Menunggu itu menyebalkan
Menunggu itu menyakitkan
Menunggu itu melelahkan...
Baekhyun memilih Sehun karena lelaki itu berbeda dari Chanyeol. Jelas saja, dari ciri khusus penampilan fisik mereka sangat terlihat kalau mereka berbeda. Chanyeol memiliki telinga peri sedang ciri khusus dari penampilan fisik Sehun adalah jawline yang runcing. Chanyeol mempunyai wajah yang imut terbalik dengan Sehun yang memiliki wajah yang terkesan dewasa. Sehun jago dalam dancing, sementara Chanyeol sangat anti jika disuruh hal-hal seperti itu. Chanyeol suka menampilkan tingkah idiot—meski disaat tertentu ia selalu bersikap dewasa—dan Sehun selalu menampilkan selalu menampilkan sikap dewasa. Mereka sangat berbeda.
Dengan alasan itu, Baekhyun memilih Sehun. Ia tak ingin selalu dibayang-bayangi oleh sosok Chanyeol. Orang yang tak pernah peka terhadap perasaannya, orang yang selalu membuatnya menunggu, menunggu Chanyeol membalas perasaannya. Baekhyun menyerah.
Dan Baekhyun berhasil, menghapus Chanyeol dari hatinya dan menggantikannya dengan Sehun. Itu dulu, sebelum...
Sebelum Baekhyun mengetahui jika Chanyeol juga mencintainya.
Setelah Baekhyun tahu perasaan lelaki itu, ia menjadi kembali bingung dengan perasaannya sendiri.
Chanyeol adalah cinta pertamanya, perlahan perasaan itu kembali bersemi.
Namun Chanyeol pergi, Baekhyun merasakan sakit lagi.
Baekhyun berusaha menghapus Chanyeol—lagi, ia mencoba mencintai Sehun sepenuhnya.
"Baekhyun, maafkan aku. Kurasa kita harus mengakhiri hubungan ini." Sehun berucap lirih tanpa berani memandang wajah Baekhyun yang duduk di seberangnya, mereka terhalang meja.
"Fans-ku tak akan pernah menyetujui jika aku sudah mempunyai kekasih, apalagi aku baru saja debut." Lanjut lelaki itu.
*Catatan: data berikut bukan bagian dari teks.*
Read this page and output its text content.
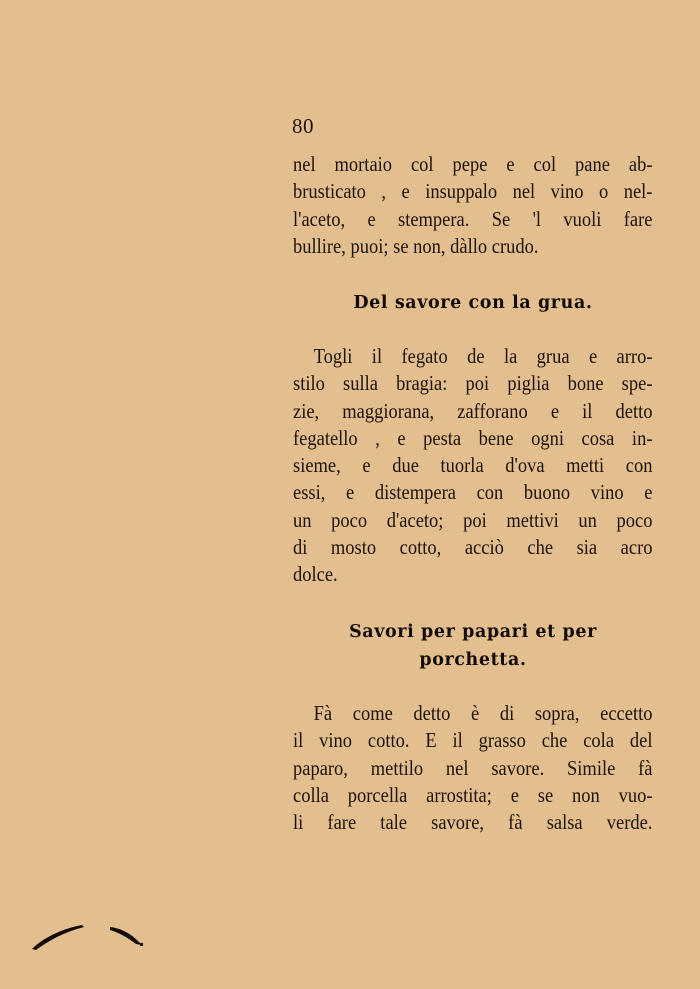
80
nel mortaio col pepe e col pane ab-
brusticato , e insuppalo nel vino o nel-
l'aceto, e stempera. Se 'l vuoli fare
bullire, puoi; se non, dàllo crudo.
Del savore con la grua.
Togli il fegato de la grua e arro-
stilo sulla bragia: poi piglia bone spe-
zie, maggiorana, zafforano e il detto
fegatello , e pesta bene ogni cosa in-
sieme, e due tuorla d'ova metti con
essi, e distempera con buono vino e
un poco d'aceto; poi mettivi un poco
di mosto cotto, acciò che sia acro
dolce.
Savori per papari et per
porchetta.
Fà come detto è di sopra, eccetto
il vino cotto. E il grasso che cola del
paparo, mettilo nel savore. Simile fà
colla porcella arrostita; e se non vuo-
li fare tale savore, fà salsa verde.
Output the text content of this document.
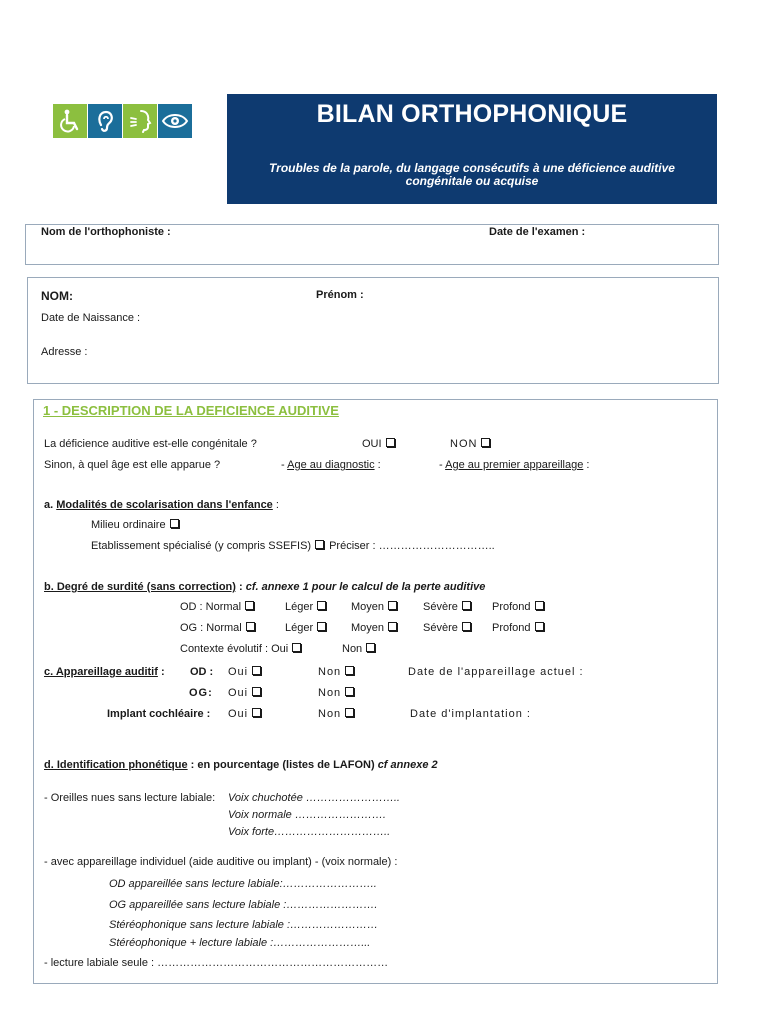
BILAN ORTHOPHONIQUE
Troubles de la parole, du langage consécutifs à une déficience auditive
congénitale ou acquise
Nom de l'orthophoniste :	Date de l'examen :
NOM:	Prénom :
Date de Naissance :
Adresse :
1 - DESCRIPTION DE LA DEFICIENCE AUDITIVE
La déficience auditive est-elle congénitale ?	OUI	NON
Sinon, à quel âge est elle apparue ?	- Age au diagnostic :	- Age au premier appareillage :
a. Modalités de scolarisation dans l'enfance :
Milieu ordinaire
Etablissement spécialisé (y compris SSEFIS) Préciser : …………………………..
b. Degré de surdité (sans correction) : cf. annexe 1 pour le calcul de la perte auditive
OD : Normal	Léger	Moyen	Sévère	Profond
OG : Normal	Léger	Moyen	Sévère	Profond
Contexte évolutif : Oui	Non
c. Appareillage auditif : OD : Oui	Non	Date de l'appareillage actuel :
OG: Oui	Non
Implant cochléaire : Oui	Non	Date d'implantation :
d. Identification phonétique : en pourcentage (listes de LAFON) cf annexe 2
- Oreilles nues sans lecture labiale: Voix chuchotée ……………………..
Voix normale …………………….
Voix forte…………………………..
- avec appareillage individuel (aide auditive ou implant) - (voix normale) :
OD appareillée sans lecture labiale:……………………..
OG appareillée sans lecture labiale :…………………….
Stéréophonique sans lecture labiale :……………………
Stéréophonique + lecture labiale :……………………...
- lecture labiale seule : ………………………………………………………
Baekhyun tetap diam, ia mengaduk-aduk spagetti yang beberapa saat lalu sampai ke meja mereka.
"Jadi, sebelum media mengetahuinya, let's break up." Sehun masih terus melanjutkan ucapannya.
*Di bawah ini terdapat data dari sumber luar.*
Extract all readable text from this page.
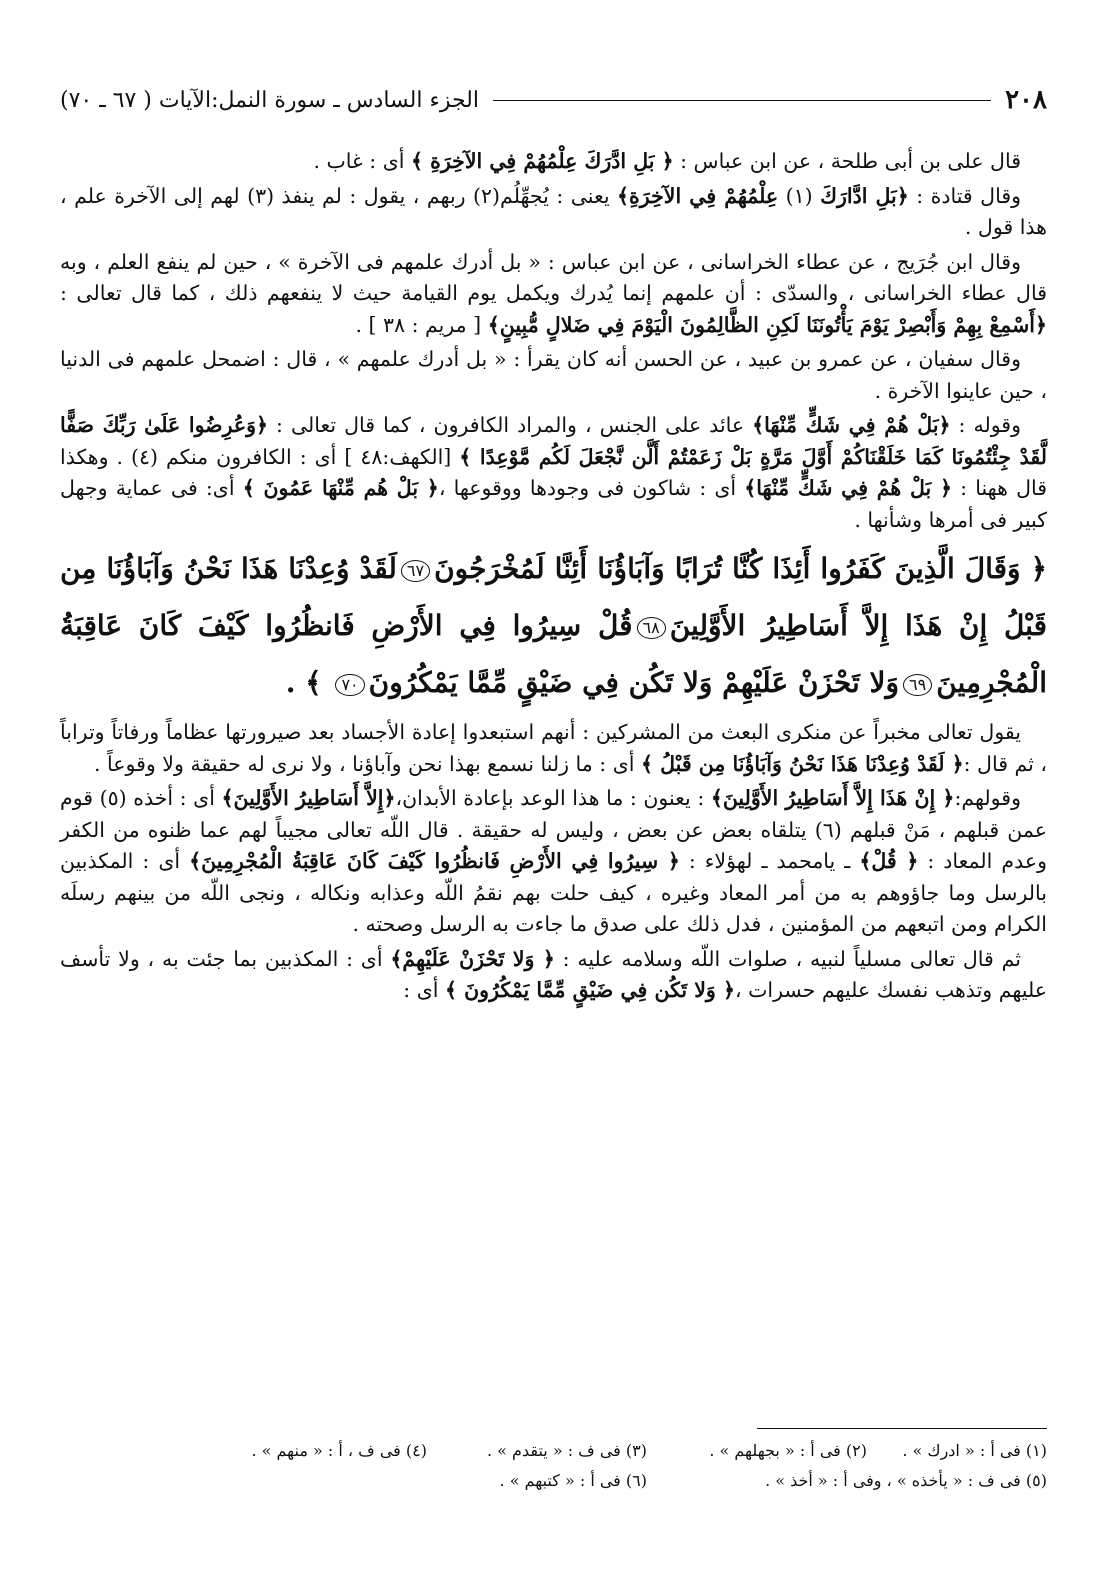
٢٠٨
الجزء السادس ـ سورة النمل:الآيات ( ٦٧ ـ ٧٠)

قال على بن أبى طلحة ، عن ابن عباس : ﴿ بَلِ ادَّرَكَ عِلْمُهُمْ فِي الآخِرَةِ ﴾ أى : غاب .

وقال قتادة : ﴿بَلِ ادَّارَكَ (١) عِلْمُهُمْ فِي الآخِرَةِ﴾ يعنى : يُجهِّلُم(٢) ربهم ، يقول : لم ينفذ (٣) لهم إلى الآخرة علم ، هذا قول .

وقال ابن جُرَيج ، عن عطاء الخراسانى ، عن ابن عباس : « بل أدرك علمهم فى الآخرة » ، حين لم ينفع العلم ، وبه قال عطاء الخراسانى ، والسدّى : أن علمهم إنما يُدرك ويكمل يوم القيامة حيث لا ينفعهم ذلك ، كما قال تعالى : ﴿أَسْمِعْ بِهِمْ وَأَبْصِرْ يَوْمَ يَأْتُونَنَا لَكِنِ الظَّالِمُونَ الْيَوْمَ فِي ضَلالٍ مُّبِينٍ﴾ [ مريم : ٣٨ ] .

وقال سفيان ، عن عمرو بن عبيد ، عن الحسن أنه كان يقرأ : « بل أدرك علمهم » ، قال : اضمحل علمهم فى الدنيا ، حين عاينوا الآخرة .

وقوله : ﴿بَلْ هُمْ فِي شَكٍّ مِّنْهَا﴾ عائد على الجنس ، والمراد الكافرون ، كما قال تعالى : ﴿وَعُرِضُوا عَلَىٰ رَبِّكَ صَفًّا لَّقَدْ جِئْتُمُونَا كَمَا خَلَقْنَاكُمْ أَوَّلَ مَرَّةٍ بَلْ زَعَمْتُمْ أَلَّن نَّجْعَلَ لَكُم مَّوْعِدًا ﴾ [الكهف:٤٨ ] أى : الكافرون منكم (٤) . وهكذا قال ههنا : ﴿ بَلْ هُمْ فِي شَكٍّ مِّنْهَا﴾ أى : شاكون فى وجودها ووقوعها ،﴿ بَلْ هُم مِّنْهَا عَمُونَ ﴾ أى: فى عماية وجهل كبير فى أمرها وشأنها .

﴿ وَقَالَ الَّذِينَ كَفَرُوا أَئِذَا كُنَّا تُرَابًا وَآبَاؤُنَا أَئِنَّا لَمُخْرَجُونَ٦٧لَقَدْ وُعِدْنَا هَذَا نَحْنُ وَآبَاؤُنَا مِن قَبْلُ إِنْ هَذَا إِلاَّ أَسَاطِيرُ الأَوَّلِينَ٦٨قُلْ سِيرُوا فِي الأَرْضِ فَانظُرُوا كَيْفَ كَانَ عَاقِبَةُ الْمُجْرِمِينَ٦٩وَلا تَحْزَنْ عَلَيْهِمْ وَلا تَكُن فِي ضَيْقٍ مِّمَّا يَمْكُرُونَ٧٠ ﴾ .

يقول تعالى مخبراً عن منكرى البعث من المشركين : أنهم استبعدوا إعادة الأجساد بعد صيرورتها عظاماً ورفاتاً وتراباً ، ثم قال :﴿ لَقَدْ وُعِدْنَا هَذَا نَحْنُ وَآبَاؤُنَا مِن قَبْلُ ﴾ أى : ما زلنا نسمع بهذا نحن وآباؤنا ، ولا نرى له حقيقة ولا وقوعاً .

وقولهم:﴿ إِنْ هَذَا إِلاَّ أَسَاطِيرُ الأَوَّلِينَ﴾ : يعنون : ما هذا الوعد بإعادة الأبدان،﴿إِلاَّ أَسَاطِيرُ الأَوَّلِينَ﴾ أى : أخذه (٥) قوم عمن قبلهم ، مَنْ قبلهم (٦) يتلقاه بعض عن بعض ، وليس له حقيقة . قال اللّه تعالى مجيباً لهم عما ظنوه من الكفر وعدم المعاد : ﴿ قُلْ﴾ ـ يامحمد ـ لهؤلاء : ﴿ سِيرُوا فِي الأَرْضِ فَانظُرُوا كَيْفَ كَانَ عَاقِبَةُ الْمُجْرِمِينَ﴾ أى : المكذبين بالرسل وما جاؤوهم به من أمر المعاد وغيره ، كيف حلت بهم نقمُ اللّه وعذابه ونكاله ، ونجى اللّه من بينهم رسلَه الكرام ومن اتبعهم من المؤمنين ، فدل ذلك على صدق ما جاءت به الرسل وصحته .

ثم قال تعالى مسلياً لنبيه ، صلوات اللّه وسلامه عليه : ﴿ وَلا تَحْزَنْ عَلَيْهِمْ﴾ أى : المكذبين بما جئت به ، ولا تأسف عليهم وتذهب نفسك عليهم حسرات ،﴿ وَلا تَكُن فِي ضَيْقٍ مِّمَّا يَمْكُرُونَ ﴾ أى :

(١) فى أ : « ادرك » .
(٢) فى أ : « بجهلهم » .
(٣) فى ف : « يتقدم » .
(٤) فى ف ، أ : « منهم » .
(٥) فى ف : « يأخذه » ، وفى أ : « أخذ » .
(٦) فى أ : « كتبهم » .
"Aku mengerti, bukankah dulu aku fans-mu? Aku juga pasti tak akan terima dan marah jika mengetahui idolaku mempunyai kekasih." Baekhyun memaksakan untuk tersenyum, ia menatap Sehun dan menatap mata lelaki itu. Tak ada kebohongan terlihat dari bola matanya, Sehun serius pada ucapannya.
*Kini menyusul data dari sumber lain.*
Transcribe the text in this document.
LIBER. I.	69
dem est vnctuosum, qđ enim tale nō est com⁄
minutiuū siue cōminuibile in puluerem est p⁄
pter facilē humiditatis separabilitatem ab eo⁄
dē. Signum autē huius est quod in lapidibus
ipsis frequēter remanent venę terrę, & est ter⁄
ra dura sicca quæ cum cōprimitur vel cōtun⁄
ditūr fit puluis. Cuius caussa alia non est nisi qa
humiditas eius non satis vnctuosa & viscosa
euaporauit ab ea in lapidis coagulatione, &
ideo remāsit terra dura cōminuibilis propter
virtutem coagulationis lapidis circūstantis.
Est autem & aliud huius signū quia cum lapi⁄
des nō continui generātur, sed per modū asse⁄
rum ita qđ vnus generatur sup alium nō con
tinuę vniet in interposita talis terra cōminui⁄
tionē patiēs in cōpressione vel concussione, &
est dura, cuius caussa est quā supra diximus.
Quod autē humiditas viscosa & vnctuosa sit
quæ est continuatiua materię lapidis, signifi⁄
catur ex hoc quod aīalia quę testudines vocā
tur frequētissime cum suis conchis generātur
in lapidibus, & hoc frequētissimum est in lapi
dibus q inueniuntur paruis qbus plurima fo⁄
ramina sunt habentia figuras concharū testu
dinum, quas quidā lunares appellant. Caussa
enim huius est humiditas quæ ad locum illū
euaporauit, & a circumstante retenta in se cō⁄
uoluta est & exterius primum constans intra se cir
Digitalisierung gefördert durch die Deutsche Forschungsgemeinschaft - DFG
Baekhyun meminum jus stroberi-nya, ia terlihat santai—lebih tepatnya mencoba santai—berbeda dengan Sehun yang terlihat sedih.
"Ahk! Aku ada kelas jam dua siang ini, aku harus kembali ke tempat kuliah." Baekhyun berucap, lalu melemparkan senyum tipis pada Sehun.
"Kita masih bisa berteman 'kan?" itu pertanyaan yang Sehun lemparkan sebelum Baekhyun beranjak pergi.
"Tentu saja." Baekhyun merespon lalu ia tersenyum tipis—lagi. Senyuman ia gunakan sebagai tameng untuk kesedihannya. Ia tak ingin Sehun melihatnya menangis.
Baekhyun berbohong, ia tak ada jadwal kuliah lagi. Gadis itu kembali kerumah lalu menangis sepuasnya, ia mengurung diri di dalam kamar. Jika saja Chanyeol masih di Seoul, pasti lelaki itu akan menghiburnya. Jika saja..
Hubungannya dengan Sehun berakhir setelah sembilan bulan.
Dan ini yang kedua, hubungannya tak pernah berhasil.
Ini sudah tiga tahun sejak Chanyeol meninggalkan Seoul.
Lelaki itu memarkirkan mobilnya di depan sebuah gedung rumah sakit, kemudian membuka pintu mobilnya lalu melepas kacamata hitam yang ia kenakan. Ia melangkah pasti.
Para perawat, maupun dokter perempuan yang melihatnya saling berbisik-bisik. Mengagumi betapa indahnya karya Tuhan itu, bahkan ada yang tak mengatupkan mulut mereka saking kagumnya. Sementara Chanyeol hanya cuek saja, lelaki itu berpura-pura tak mengetahuinya.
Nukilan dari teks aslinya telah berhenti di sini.